In order to evaluate if retrofitting solutions are economically beneficial, it is important to understand how prices for different energy sources will develop in the future. For Uppsalahem this means the prices for district heating and electricity. The energy prices of Uppsalahem can be assumed to follow a prognosis from the year 2012 by

Energimyndigheten, The Swedish Energy Agency, which predicts the development of prices.

2.5.1 The long term prognosis by The Swedish Energy Agency The report by The Swedish Energy Agency presents information about prices of

different energy sources and how they may change until the year 2030. The prognosis is based on assumptions, such as in national demand of energy, technology development and financial instruments, and should be regarded as a possible future outcome.

Historical data, other reports and relevant interviews have formed the basis of the prognosis. (Energimyndigheten, 2012, p.91)

The prognosis is estimated in three scenarios. The first scenario is the reference scenario. In that scenario the prices are expected to develop as they are developing today. The second scenario adds an expected increase in the cost of fossil fuels to the reference scenario. The third scenario is similar to the reference scenario but with an expected stronger Swedish economy. The prognosis estimates how prices may evolve by estimating how energy use may change and what fuels that are expected to be used.

For example, it is predicted that the national energy use in Sweden will actually decrease from 398 TWh in 2007 to 395 TWh until 2030. This decline is mainly due to less energy used within the transport sector as well as an increase in global temperature.
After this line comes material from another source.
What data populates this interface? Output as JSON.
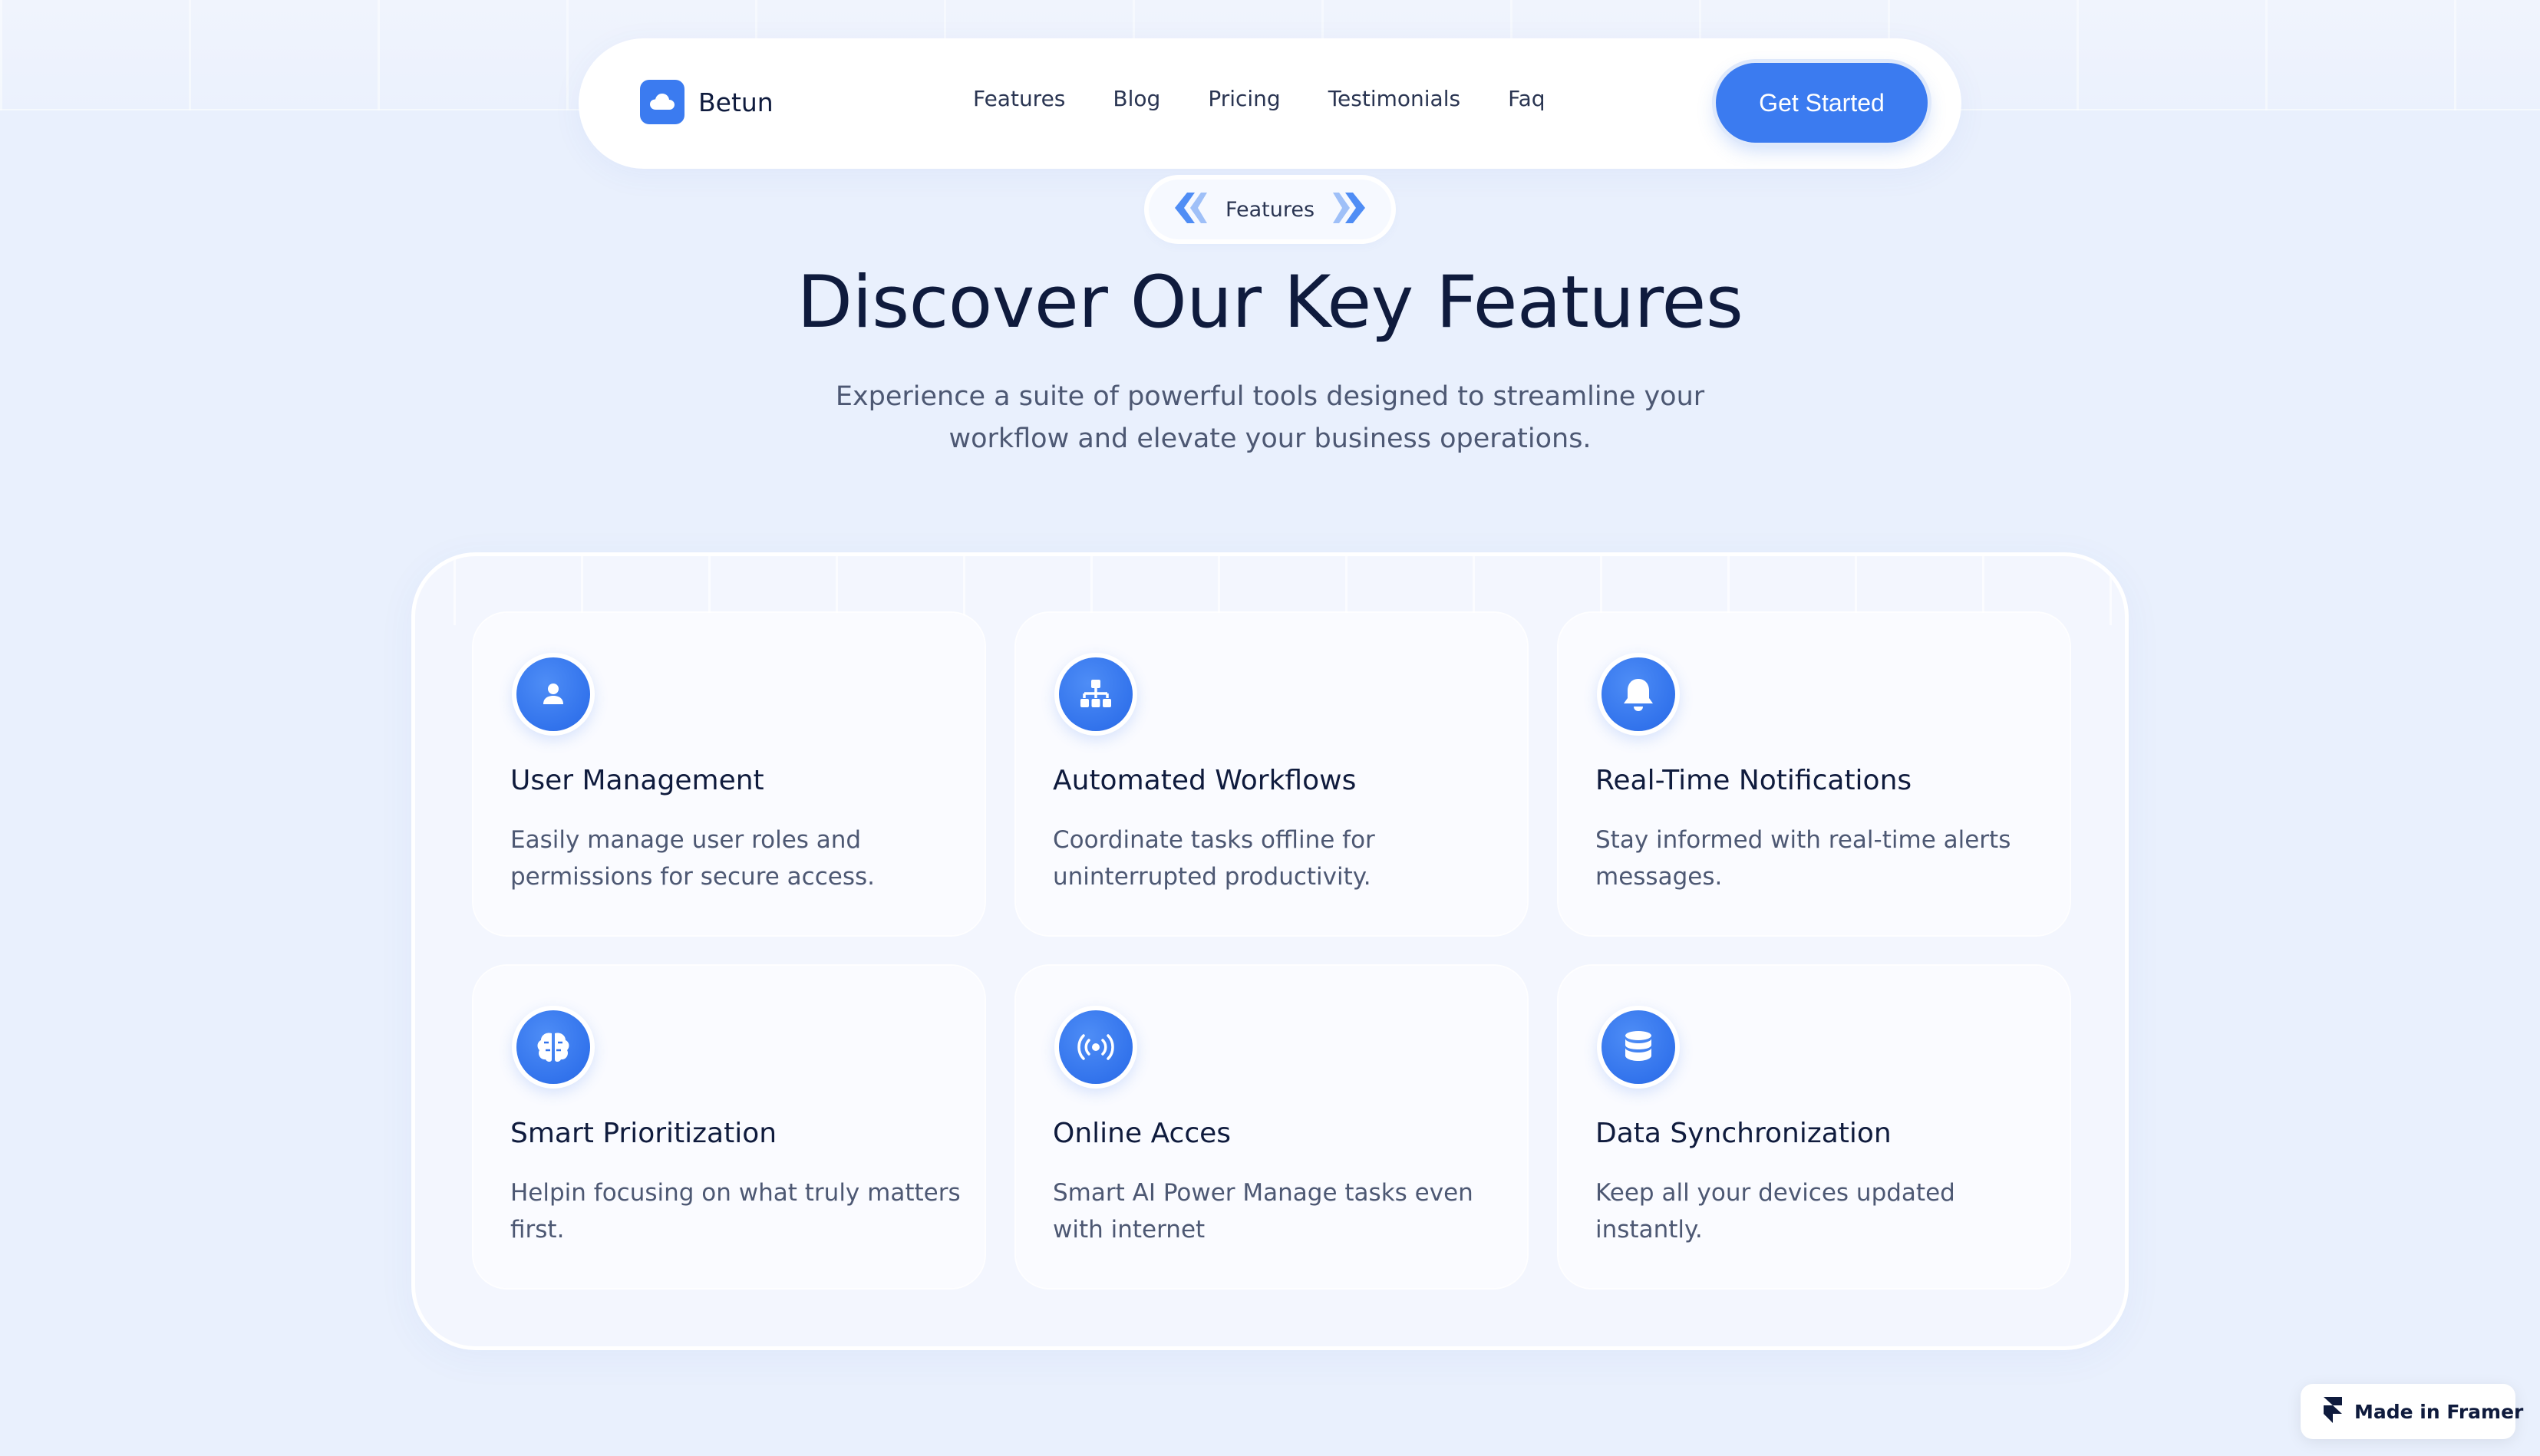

Thus, energy used for heating will be reduced as well. (Energimyndigheten, 2012, p.5) 2.5.2 District heating

The prognosis does not predict the development of district heating prices since those can differ a lot, which has been the case during the years 1990 to 2007. In addition, prices of district heating vary depending on which region is considered. Therefore, other methods of heating such as pellets might be more economically than district heating in some places. This regionally based competition makes it hard to predict the prices of district heating. (Energimyndigheten, 2012, p.35)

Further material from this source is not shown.